A previously scheduled special shareholder conference to elect directors in December will be canceled.
Southwest announced the shakeup as it reported that its third-quarter profits fell by nearly two-thirds, to $67 million, on higher costs for labor and other costs.
American Airlines posted a setback of third-quarter setback of $149 million Thursday, weighed down by paying bonuses to flight attendants who ratified a recent labor deal.
The profits reports were overshadowed by the drama between Southwest and Elliott, which at one point campaigned for 10 seats on the Southwest board. That would have been enough to fire Jordan, the embattled CEO.
The settlement saves Jordan’s job but leaves him on the warm seat to enhance the airline’s budgetary act.
Jordan, who had taken an increasingly combative tone against Elliott lately, sounded conciliatory on Thursday.
The board members joining from Elliott, including former Virgin America CEO David Cush and former WestJet CEO Gregg Saretsky, “bring distinctive and different airline encounter to our board (that) will be helpful as we execute our schedule and as we look to the longer upcoming,” Jordan said on CNBC.
Jordan said he welcomed a board that would “hold management accountable, hold me accountable to produce the results” that Southwest leaders promised at an investor day last month.
Southwest plans to boost turnover by converting nearly one-third of its seats to additional expense ones with extra legroom. It will also commence assigning seats — ending the longtime habit of letting passengers pick their own seats after boarding the plane. And it is pursuing partnerships with international airlines, starting with Icelandair, to propose destinations beyond North America and Central America.
Two officials from Elliott, John Pike and Bobby Xu, said changes that Southwest has announced since Elliott disclosed its resource in the airline, combined with recent board members, will put the business in position to perform better “and assess additional changes to make long-term shareholder worth.”
The third-quarter results from Southwest and American reflected intense competition on domestic routes, particularly from distribution carriers, that created a glut of seats and forced airlines to cut prices on many economy-class tickets. Airline industry officials declare that has begun to transformation as airlines reduce their schedules for the rest of the year.
Southwest said it planned to fly 4% less in the fourth quarter than it did in the same quarter last year. Spirit Airlines has made even bigger cuts.
Both American and Southwest said that excluding special items, their results beat Wall Street expectations.
Excluding one-period items, mostly a $516 million expense tied to a recent deal with union flight attendants, American it would have earned 30 cents per distribute. Analysts were expecting adjusted profits of 16 cents per distribute, according to a FactSet survey.

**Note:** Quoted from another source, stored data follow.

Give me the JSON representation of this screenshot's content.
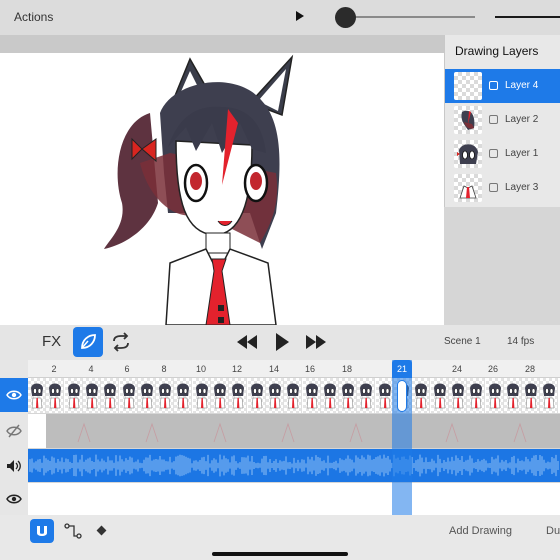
{
  "topbar": {
    "actions_label": "Actions"
  },
  "layers": {
    "title": "Drawing Layers",
    "items": [
      {
        "label": "Layer 4",
        "selected": true
      },
      {
        "label": "Layer 2",
        "selected": false
      },
      {
        "label": "Layer 1",
        "selected": false
      },
      {
        "label": "Layer 3",
        "selected": false
      }
    ]
  },
  "timeline": {
    "fx_label": "FX",
    "scene_label": "Scene 1",
    "fps_label": "14 fps",
    "ticks": [
      "2",
      "4",
      "6",
      "8",
      "10",
      "12",
      "14",
      "16",
      "18",
      "21",
      "24",
      "26",
      "28"
    ],
    "current_frame": "21"
  },
  "bottombar": {
    "add_drawing_label": "Add Drawing",
    "dup_label": "Du"
  },
  "colors": {
    "accent": "#1e7ae8",
    "character_red": "#e3222d"
  },
  "icons": {
    "play": "play-icon",
    "rewind": "rewind-icon",
    "fast_forward": "fast-forward-icon",
    "loop": "loop-icon",
    "brush": "brush-icon",
    "eye": "eye-icon",
    "eye_off": "eye-off-icon",
    "speaker": "speaker-icon",
    "magnet": "magnet-icon",
    "connect": "connect-icon",
    "keyframe": "diamond-icon"
  }
}
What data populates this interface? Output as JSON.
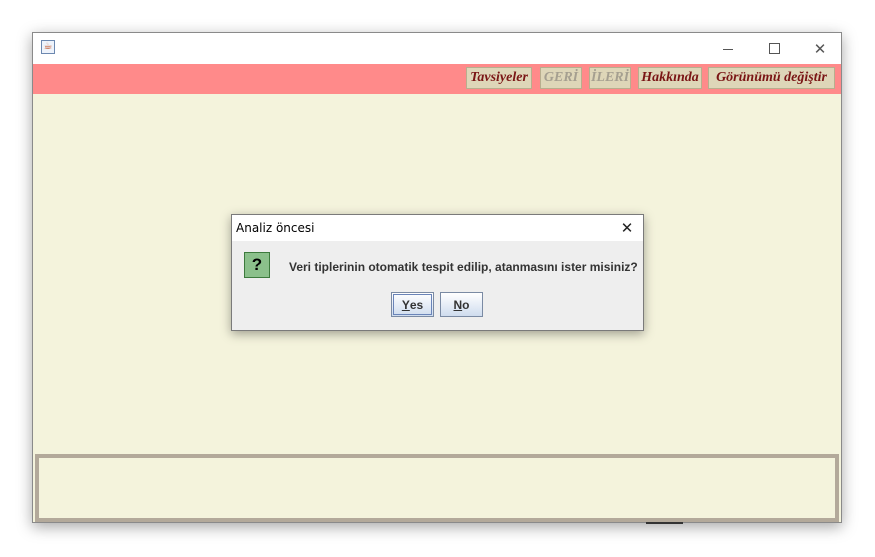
{
  "window": {
    "app_icon": "java-coffee-icon",
    "controls": {
      "minimize": "minimize-icon",
      "maximize": "maximize-icon",
      "close": "close-icon"
    }
  },
  "toolbar": {
    "background": "#ff8a8a",
    "buttons": [
      {
        "label": "Tavsiyeler",
        "enabled": true
      },
      {
        "label": "GERİ",
        "enabled": false
      },
      {
        "label": "İLERİ",
        "enabled": false
      },
      {
        "label": "Hakkında",
        "enabled": true
      },
      {
        "label": "Görünümü değiştir",
        "enabled": true
      }
    ]
  },
  "dialog": {
    "title": "Analiz öncesi",
    "icon": "question-icon",
    "message": "Veri tiplerinin otomatik tespit edilip, atanmasını ister misiniz?",
    "yes_mnemonic": "Y",
    "yes_rest": "es",
    "no_mnemonic": "N",
    "no_rest": "o"
  },
  "colors": {
    "content_bg": "#f4f3dc",
    "toolbar_text": "#7a1515",
    "question_icon_bg": "#8bc08b"
  }
}
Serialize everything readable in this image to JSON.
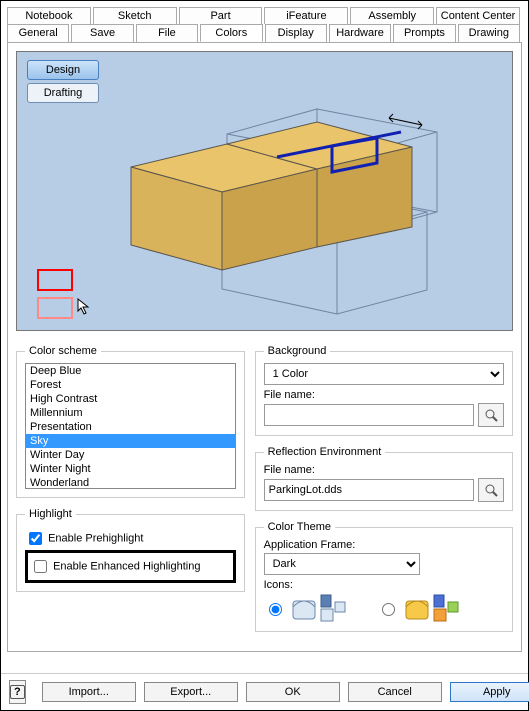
{
  "tabs_row1": [
    "Notebook",
    "Sketch",
    "Part",
    "iFeature",
    "Assembly",
    "Content Center"
  ],
  "tabs_row2": [
    "General",
    "Save",
    "File",
    "Colors",
    "Display",
    "Hardware",
    "Prompts",
    "Drawing"
  ],
  "active_tab": "Colors",
  "preview": {
    "design_label": "Design",
    "drafting_label": "Drafting"
  },
  "color_scheme": {
    "legend": "Color scheme",
    "items": [
      "Deep Blue",
      "Forest",
      "High Contrast",
      "Millennium",
      "Presentation",
      "Sky",
      "Winter Day",
      "Winter Night",
      "Wonderland"
    ],
    "selected": "Sky"
  },
  "highlight": {
    "legend": "Highlight",
    "prehighlight_label": "Enable Prehighlight",
    "enhanced_label": "Enable Enhanced Highlighting"
  },
  "background": {
    "legend": "Background",
    "option": "1 Color",
    "filename_label": "File name:",
    "filename_value": ""
  },
  "reflection": {
    "legend": "Reflection Environment",
    "filename_label": "File name:",
    "filename_value": "ParkingLot.dds"
  },
  "color_theme": {
    "legend": "Color Theme",
    "app_frame_label": "Application Frame:",
    "app_frame_value": "Dark",
    "icons_label": "Icons:"
  },
  "footer": {
    "import": "Import...",
    "export": "Export...",
    "ok": "OK",
    "cancel": "Cancel",
    "apply": "Apply",
    "help": "?"
  }
}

turnover at Fort Worth, Texas-based American rose 1%, to $13.65 billion, about $150 million more than analysts expected.
Dallas-based Southwest said third-quarter profits, excluding special items, works out to 15 cents per distribute, which beat a projection of six cents per distribute among analysts surveyed by FactSet.
turnover rose 5%, to $6.87 billion, $100 million more than the analysts expected.
However, labor costs rose more than 12%, reflecting recent recent contracts for pilots, flight attendants and other employees.
Southwest also said it would speed up repurchase of $250 million worth of its stake, under a $2.5 billion distribute-buyback schedule it announced last month.
Southwest Airlines Co. shares fell 3% while American Airlines throng Inc. shares were flat in midday buying and selling Thursday.